If the 6+5 idea is finally defeated, Blatter said the battle for its adoption would have fringe benefits.
"The autonomy of sport, this is the objective. The objective is not 6+5. Already you can see it more and more -- local players are playing for local clubs," he said.
As well as taking on the EU, FIFA is at loggerheads with the World Anti-Doping Agency (WADA) over the whereabouts rule.
Under the strict new requirements, athletes have to inform their national anti-doping authorities of their location for an hour every day.
"We thought with WADA everything was okay. But now we are a bit surprised by certain declarations by WADA that there will be no exceptions for any sports," Blatter said.
"It is not a question of not fighting doping, but one should not go in for witch-hunting as this has never had a good outcome."
FIFA wants the whereabouts rule to apply to teams and not individual players. It also says out-of-competition doping tests should take place at club training facilities and that players should not be tested during holidays.
Other issues discussed at the meeting included the FIFA financial report which showed the organisation increased revenues to $957 million last year from 882 million in 2007.
FIFA is confident the global recession will not greatly impact the 2010 World Cup in South Africa, where ticket sales are going well. Confederations Cup sales for this June are struggling, however.
World Cup deadlines were also agreed.
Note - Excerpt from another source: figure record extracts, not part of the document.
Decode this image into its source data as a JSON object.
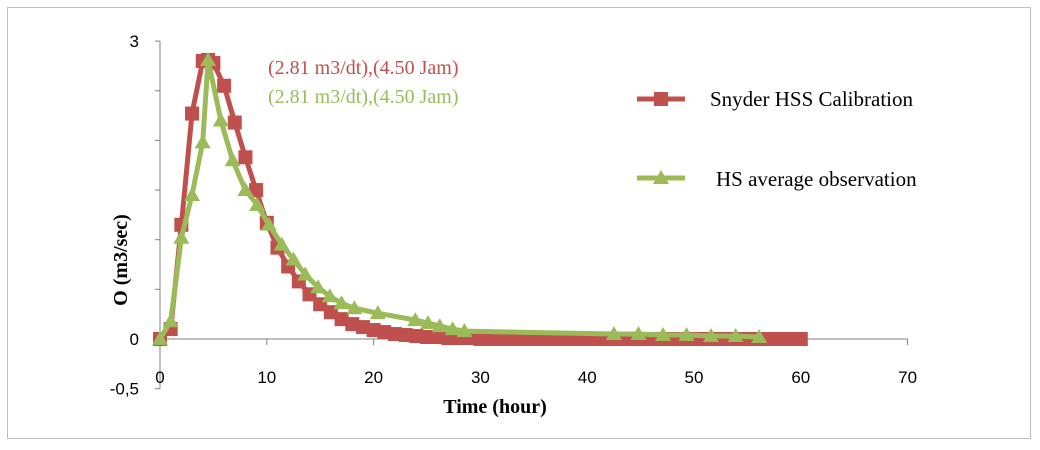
{
  "chart_data": {
    "type": "line",
    "xlabel": "Time (hour)",
    "ylabel": "O (m3/sec)",
    "xlim": [
      0,
      70
    ],
    "x_ticks": [
      "0",
      "10",
      "20",
      "30",
      "40",
      "50",
      "60",
      "70"
    ],
    "y_ticks": [
      "-0,5",
      "0",
      "3"
    ],
    "y_mapping": {
      "-0,5": -0.5,
      "0": 0,
      "3": 3
    },
    "grid": false,
    "legend_position": "right",
    "annotations": [
      {
        "text": "(2.81 m3/dt),(4.50 Jam)",
        "color": "#c0504d"
      },
      {
        "text": "(2.81 m3/dt),(4.50 Jam)",
        "color": "#9bbb59"
      }
    ],
    "series": [
      {
        "name": "Snyder HSS Calibration",
        "color": "#c0504d",
        "marker": "square",
        "x": [
          0,
          1,
          2,
          3,
          4,
          4.5,
          5,
          6,
          7,
          8,
          9,
          10,
          11,
          12,
          13,
          14,
          15,
          16,
          17,
          18,
          19,
          20,
          21,
          22,
          23,
          24,
          25,
          26,
          27,
          28,
          29,
          30,
          31,
          32,
          33,
          34,
          35,
          36,
          37,
          38,
          39,
          40,
          41,
          42,
          43,
          44,
          45,
          46,
          47,
          48,
          49,
          50,
          51,
          52,
          53,
          54,
          55,
          56,
          57,
          58,
          59,
          60
        ],
        "y": [
          0,
          0.1,
          1.15,
          2.27,
          2.8,
          2.81,
          2.78,
          2.55,
          2.18,
          1.83,
          1.5,
          1.17,
          0.92,
          0.73,
          0.58,
          0.45,
          0.35,
          0.27,
          0.2,
          0.15,
          0.12,
          0.09,
          0.07,
          0.05,
          0.04,
          0.03,
          0.02,
          0.02,
          0.01,
          0.01,
          0.01,
          0,
          0,
          0,
          0,
          0,
          0,
          0,
          0,
          0,
          0,
          0,
          0,
          0,
          0,
          0,
          0,
          0,
          0,
          0,
          0,
          0,
          0,
          0,
          0,
          0,
          0,
          0,
          0,
          0,
          0,
          0
        ]
      },
      {
        "name": "HS average observation",
        "color": "#9bbb59",
        "marker": "triangle",
        "x": [
          0,
          1,
          2,
          3,
          4,
          4.5,
          5.7,
          6.8,
          8,
          9.1,
          10.2,
          11.4,
          12.5,
          13.6,
          14.8,
          15.9,
          17,
          18.2,
          20.4,
          23.9,
          25.1,
          26.2,
          27.4,
          28.5,
          42.5,
          44.8,
          47.1,
          49.3,
          51.6,
          53.9,
          56.1
        ],
        "y": [
          0,
          0.18,
          1.02,
          1.45,
          1.98,
          2.81,
          2.2,
          1.8,
          1.5,
          1.35,
          1.15,
          0.95,
          0.8,
          0.65,
          0.52,
          0.43,
          0.36,
          0.31,
          0.26,
          0.19,
          0.16,
          0.13,
          0.1,
          0.08,
          0.05,
          0.05,
          0.04,
          0.04,
          0.03,
          0.03,
          0.02
        ]
      }
    ]
  }
}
Players must be released between May 17-23, 2010 with a final list of 23 squad players named on June 1 ahead of the first match on June 11.
Injured players can be replaced 24 hours before the kick off of their first match and replacements will not have to come from a preliminary 30-man squad announced by May 11.
The protection of minors, specifically stopping under-18 players from being transferred, was discussed and will be on the agenda again at the FIFA Congress in Nassau in June.
Delegates in Nassau will also decide if Olympic soccer tournaments remain under-23 or become under-21 competitions.